Arkasına baktı ve tam o anda büyük bir şiddetle devrilen asırlık ağacın arabayı nasıl ezdiğine şahit oldu. Ambulans sesleri sanki kulağı sağır edercesine çalıyor biri susmadan öteki başlıyordu.Rüzgar diye düşündü hafif hafif esen rüzgardı bu fırtınanın sebebi. Siren sesleri arasında davetkar bir şekilde çalan şarkıyı duyabilmek için odaklandı. Etrafına bakındı oturduğu banka kadar gelen bu şarkı uzakta tüm bu iç karartıcı fırtınaya rağmen ışıl ışıl parlayan kafeden geliyordu. Normalde şehrin tüm elektriğinin kesik olması gerekirdi. Uzaktan ilahi bir güç kafeyi koruyor gibi görünüyordu. Kafenin tam karşı kaldırımında insanlar zarar görüyor asırlardır buraya hakim olan ağaçlar bir bir devrilirken ahşap yığını müziğin sesini sonuna kadar açarak huzur içinde öylece duruyordu.
Bir kahkaha patlattı ne yani şimdide bir kafeye mi kızıyordu?
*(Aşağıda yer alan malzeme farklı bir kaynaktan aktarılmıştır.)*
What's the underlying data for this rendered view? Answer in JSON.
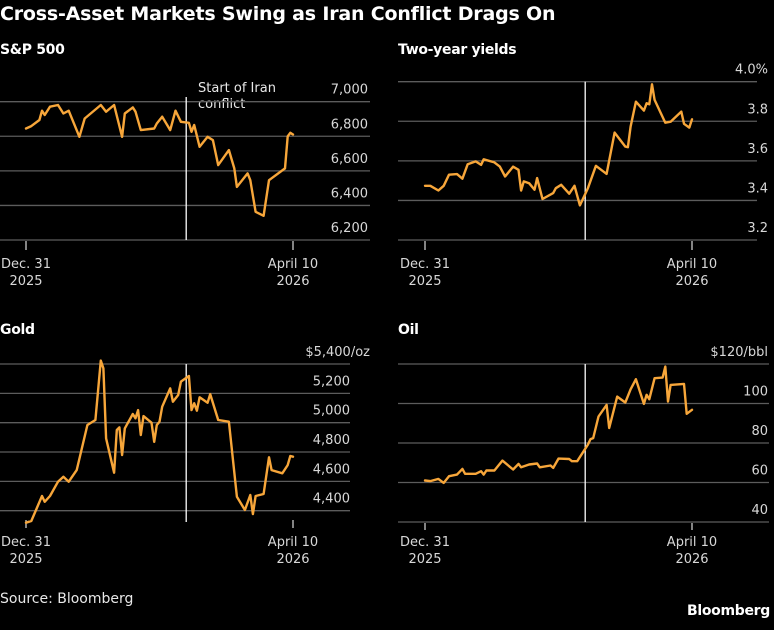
{
  "title": "Cross-Asset Markets Swing as Iran Conflict Drags On",
  "source": "Source: Bloomberg",
  "brand": "Bloomberg",
  "colors": {
    "line": "#f7a63a",
    "grid": "#5c5c5c",
    "event_line": "#ffffff",
    "background": "#000000"
  },
  "chart_data": [
    {
      "type": "line",
      "title": "S&P 500",
      "xlim": [
        "2025-12-31",
        "2026-04-10"
      ],
      "x_tick_labels": [
        [
          "Dec. 31",
          "2025"
        ],
        [
          "April 10",
          "2026"
        ]
      ],
      "x_ticks": [
        "2025-12-31",
        "2026-04-10"
      ],
      "ylim": [
        6200,
        7000
      ],
      "yticks": [
        7000,
        6800,
        6600,
        6400,
        6200
      ],
      "ytick_labels": [
        "7,000",
        "6,800",
        "6,600",
        "6,400",
        "6,200"
      ],
      "grid": true,
      "event_date": "2026-03-01",
      "annotation": "Start of Iran conflict",
      "series": [
        {
          "values": [
            [
              "2025-12-31",
              6845
            ],
            [
              "2026-01-02",
              6859
            ],
            [
              "2026-01-05",
              6894
            ],
            [
              "2026-01-06",
              6948
            ],
            [
              "2026-01-07",
              6923
            ],
            [
              "2026-01-09",
              6971
            ],
            [
              "2026-01-12",
              6981
            ],
            [
              "2026-01-14",
              6932
            ],
            [
              "2026-01-16",
              6948
            ],
            [
              "2026-01-20",
              6797
            ],
            [
              "2026-01-22",
              6903
            ],
            [
              "2026-01-28",
              6981
            ],
            [
              "2026-01-30",
              6942
            ],
            [
              "2026-02-02",
              6981
            ],
            [
              "2026-02-05",
              6797
            ],
            [
              "2026-02-06",
              6932
            ],
            [
              "2026-02-09",
              6967
            ],
            [
              "2026-02-10",
              6942
            ],
            [
              "2026-02-12",
              6836
            ],
            [
              "2026-02-17",
              6845
            ],
            [
              "2026-02-18",
              6874
            ],
            [
              "2026-02-20",
              6913
            ],
            [
              "2026-02-23",
              6836
            ],
            [
              "2026-02-25",
              6948
            ],
            [
              "2026-02-27",
              6884
            ],
            [
              "2026-03-02",
              6878
            ],
            [
              "2026-03-03",
              6826
            ],
            [
              "2026-03-04",
              6865
            ],
            [
              "2026-03-06",
              6739
            ],
            [
              "2026-03-09",
              6797
            ],
            [
              "2026-03-11",
              6778
            ],
            [
              "2026-03-13",
              6633
            ],
            [
              "2026-03-17",
              6720
            ],
            [
              "2026-03-19",
              6614
            ],
            [
              "2026-03-20",
              6507
            ],
            [
              "2026-03-24",
              6585
            ],
            [
              "2026-03-25",
              6546
            ],
            [
              "2026-03-27",
              6363
            ],
            [
              "2026-03-30",
              6340
            ],
            [
              "2026-04-01",
              6546
            ],
            [
              "2026-04-07",
              6614
            ],
            [
              "2026-04-08",
              6800
            ],
            [
              "2026-04-09",
              6820
            ],
            [
              "2026-04-10",
              6810
            ]
          ]
        }
      ]
    },
    {
      "type": "line",
      "title": "Two-year yields",
      "xlim": [
        "2025-12-31",
        "2026-04-10"
      ],
      "x_tick_labels": [
        [
          "Dec. 31",
          "2025"
        ],
        [
          "April 10",
          "2026"
        ]
      ],
      "x_ticks": [
        "2025-12-31",
        "2026-04-10"
      ],
      "ylim": [
        3.2,
        4.0
      ],
      "yticks": [
        4.0,
        3.8,
        3.6,
        3.4,
        3.2
      ],
      "ytick_labels": [
        "4.0%",
        "3.8",
        "3.6",
        "3.4",
        "3.2"
      ],
      "grid": true,
      "event_date": "2026-03-01",
      "series": [
        {
          "values": [
            [
              "2025-12-31",
              3.474
            ],
            [
              "2026-01-02",
              3.474
            ],
            [
              "2026-01-05",
              3.45
            ],
            [
              "2026-01-07",
              3.474
            ],
            [
              "2026-01-09",
              3.53
            ],
            [
              "2026-01-12",
              3.533
            ],
            [
              "2026-01-14",
              3.51
            ],
            [
              "2026-01-16",
              3.583
            ],
            [
              "2026-01-19",
              3.597
            ],
            [
              "2026-01-21",
              3.58
            ],
            [
              "2026-01-22",
              3.608
            ],
            [
              "2026-01-26",
              3.592
            ],
            [
              "2026-01-28",
              3.571
            ],
            [
              "2026-01-30",
              3.521
            ],
            [
              "2026-02-02",
              3.571
            ],
            [
              "2026-02-04",
              3.555
            ],
            [
              "2026-02-05",
              3.45
            ],
            [
              "2026-02-06",
              3.496
            ],
            [
              "2026-02-08",
              3.487
            ],
            [
              "2026-02-10",
              3.454
            ],
            [
              "2026-02-11",
              3.513
            ],
            [
              "2026-02-13",
              3.407
            ],
            [
              "2026-02-17",
              3.437
            ],
            [
              "2026-02-18",
              3.462
            ],
            [
              "2026-02-20",
              3.479
            ],
            [
              "2026-02-23",
              3.434
            ],
            [
              "2026-02-25",
              3.474
            ],
            [
              "2026-02-27",
              3.375
            ],
            [
              "2026-03-02",
              3.462
            ],
            [
              "2026-03-05",
              3.575
            ],
            [
              "2026-03-09",
              3.534
            ],
            [
              "2026-03-12",
              3.743
            ],
            [
              "2026-03-16",
              3.672
            ],
            [
              "2026-03-17",
              3.669
            ],
            [
              "2026-03-18",
              3.773
            ],
            [
              "2026-03-20",
              3.899
            ],
            [
              "2026-03-23",
              3.854
            ],
            [
              "2026-03-24",
              3.891
            ],
            [
              "2026-03-25",
              3.886
            ],
            [
              "2026-03-26",
              3.987
            ],
            [
              "2026-03-27",
              3.908
            ],
            [
              "2026-03-31",
              3.793
            ],
            [
              "2026-04-02",
              3.798
            ],
            [
              "2026-04-06",
              3.849
            ],
            [
              "2026-04-07",
              3.787
            ],
            [
              "2026-04-09",
              3.768
            ],
            [
              "2026-04-10",
              3.81
            ]
          ]
        }
      ]
    },
    {
      "type": "line",
      "title": "Gold",
      "xlim": [
        "2025-12-31",
        "2026-04-10"
      ],
      "x_tick_labels": [
        [
          "Dec. 31",
          "2025"
        ],
        [
          "April 10",
          "2026"
        ]
      ],
      "x_ticks": [
        "2025-12-31",
        "2026-04-10"
      ],
      "ylim": [
        4400,
        5400
      ],
      "yticks": [
        5400,
        5200,
        5000,
        4800,
        4600,
        4400
      ],
      "ytick_labels": [
        "$5,400/oz",
        "5,200",
        "5,000",
        "4,800",
        "4,600",
        "4,400"
      ],
      "grid": true,
      "event_date": "2026-03-01",
      "series": [
        {
          "values": [
            [
              "2025-12-31",
              4318
            ],
            [
              "2026-01-02",
              4330
            ],
            [
              "2026-01-04",
              4416
            ],
            [
              "2026-01-06",
              4500
            ],
            [
              "2026-01-07",
              4461
            ],
            [
              "2026-01-09",
              4500
            ],
            [
              "2026-01-12",
              4598
            ],
            [
              "2026-01-14",
              4632
            ],
            [
              "2026-01-16",
              4598
            ],
            [
              "2026-01-19",
              4677
            ],
            [
              "2026-01-23",
              4984
            ],
            [
              "2026-01-26",
              5018
            ],
            [
              "2026-01-28",
              5423
            ],
            [
              "2026-01-29",
              5370
            ],
            [
              "2026-01-30",
              4893
            ],
            [
              "2026-02-02",
              4659
            ],
            [
              "2026-02-03",
              4950
            ],
            [
              "2026-02-04",
              4968
            ],
            [
              "2026-02-05",
              4780
            ],
            [
              "2026-02-06",
              4961
            ],
            [
              "2026-02-09",
              5059
            ],
            [
              "2026-02-10",
              5030
            ],
            [
              "2026-02-11",
              5086
            ],
            [
              "2026-02-12",
              4916
            ],
            [
              "2026-02-13",
              5045
            ],
            [
              "2026-02-16",
              5000
            ],
            [
              "2026-02-17",
              4870
            ],
            [
              "2026-02-18",
              4984
            ],
            [
              "2026-02-19",
              5007
            ],
            [
              "2026-02-20",
              5109
            ],
            [
              "2026-02-23",
              5234
            ],
            [
              "2026-02-24",
              5143
            ],
            [
              "2026-02-26",
              5189
            ],
            [
              "2026-02-27",
              5280
            ],
            [
              "2026-03-02",
              5318
            ],
            [
              "2026-03-03",
              5086
            ],
            [
              "2026-03-04",
              5132
            ],
            [
              "2026-03-05",
              5082
            ],
            [
              "2026-03-06",
              5173
            ],
            [
              "2026-03-09",
              5136
            ],
            [
              "2026-03-10",
              5195
            ],
            [
              "2026-03-13",
              5018
            ],
            [
              "2026-03-17",
              5007
            ],
            [
              "2026-03-20",
              4495
            ],
            [
              "2026-03-23",
              4405
            ],
            [
              "2026-03-25",
              4507
            ],
            [
              "2026-03-26",
              4377
            ],
            [
              "2026-03-27",
              4500
            ],
            [
              "2026-03-30",
              4514
            ],
            [
              "2026-04-01",
              4764
            ],
            [
              "2026-04-02",
              4677
            ],
            [
              "2026-04-06",
              4655
            ],
            [
              "2026-04-08",
              4711
            ],
            [
              "2026-04-09",
              4773
            ],
            [
              "2026-04-10",
              4768
            ]
          ]
        }
      ]
    },
    {
      "type": "line",
      "title": "Oil",
      "xlim": [
        "2025-12-31",
        "2026-04-10"
      ],
      "x_tick_labels": [
        [
          "Dec. 31",
          "2025"
        ],
        [
          "April 10",
          "2026"
        ]
      ],
      "x_ticks": [
        "2025-12-31",
        "2026-04-10"
      ],
      "ylim": [
        40,
        120
      ],
      "yticks": [
        120,
        100,
        80,
        60,
        40
      ],
      "ytick_labels": [
        "$120/bbl",
        "100",
        "80",
        "60",
        "40"
      ],
      "grid": true,
      "event_date": "2026-03-01",
      "series": [
        {
          "values": [
            [
              "2025-12-31",
              61.0
            ],
            [
              "2026-01-02",
              60.7
            ],
            [
              "2026-01-05",
              61.8
            ],
            [
              "2026-01-07",
              59.8
            ],
            [
              "2026-01-09",
              63.2
            ],
            [
              "2026-01-12",
              64.0
            ],
            [
              "2026-01-14",
              66.9
            ],
            [
              "2026-01-15",
              64.4
            ],
            [
              "2026-01-19",
              64.4
            ],
            [
              "2026-01-21",
              65.7
            ],
            [
              "2026-01-22",
              64.0
            ],
            [
              "2026-01-23",
              66.1
            ],
            [
              "2026-01-26",
              66.1
            ],
            [
              "2026-01-29",
              71.1
            ],
            [
              "2026-02-02",
              66.6
            ],
            [
              "2026-02-04",
              69.4
            ],
            [
              "2026-02-05",
              67.7
            ],
            [
              "2026-02-08",
              69.1
            ],
            [
              "2026-02-11",
              69.6
            ],
            [
              "2026-02-12",
              67.7
            ],
            [
              "2026-02-16",
              68.6
            ],
            [
              "2026-02-17",
              67.4
            ],
            [
              "2026-02-19",
              72.1
            ],
            [
              "2026-02-23",
              71.9
            ],
            [
              "2026-02-24",
              70.8
            ],
            [
              "2026-02-26",
              70.8
            ],
            [
              "2026-03-02",
              79.2
            ],
            [
              "2026-03-03",
              82.0
            ],
            [
              "2026-03-04",
              82.5
            ],
            [
              "2026-03-06",
              93.4
            ],
            [
              "2026-03-09",
              99.3
            ],
            [
              "2026-03-10",
              87.6
            ],
            [
              "2026-03-13",
              103.5
            ],
            [
              "2026-03-16",
              100.5
            ],
            [
              "2026-03-18",
              107.2
            ],
            [
              "2026-03-20",
              112.3
            ],
            [
              "2026-03-23",
              99.8
            ],
            [
              "2026-03-24",
              104.4
            ],
            [
              "2026-03-25",
              102.2
            ],
            [
              "2026-03-27",
              112.8
            ],
            [
              "2026-03-30",
              113.1
            ],
            [
              "2026-03-31",
              118.7
            ],
            [
              "2026-04-01",
              101.0
            ],
            [
              "2026-04-02",
              109.4
            ],
            [
              "2026-04-07",
              109.9
            ],
            [
              "2026-04-08",
              94.8
            ],
            [
              "2026-04-10",
              96.8
            ]
          ]
        }
      ]
    }
  ]
}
Tekrar müziğe odaklandı sözleri dinledi.
"Ben nice depremler gördüm
Kolay kolay yıkılmam
Her defasında kaybetsem
Yine de üzülmem.."Bu sözler üzerine kahkahası daha da kuvvetlendi. Kafeye olan öfkesi yetmiyor gibi bir de şarkı biraz önceki düşünceleriyle dalga geçer nitelikteydi. Çevresindekilerin onu izlediğini biliyordu ama umrunda olmadı gülmesi gerekiyordu aylardır belki de ilk defa. Banka uzandı. Yağmurun yüzünü ıslatmasına izin verdi. Gözlerini kapatıp şarkıyı dinlerken çevresin de kopmakta olan küçük kıyametten soyutlaşmıştı. Uzun zamandır ilk defa bu kadar rahatlığını hissetti. Rahatlamak,huzur gibi kelimeleri sözlüğünden çıkaralı uzun zaman olmuştu ama şimdi kısa bir süreliğine de olsa bu fırtına bu bank ve şarkı onu huzura kavuşturmuştu.
Kafeye gitme kararı alıp harakete geçtiğinde her şey bir anlığına varlığını yitirdi zemin sanki dekormuşcasına ayaklarının altından kaydı gözleri kapanırken gördüğünü sandığı son şey kafenin ışıkları oldu.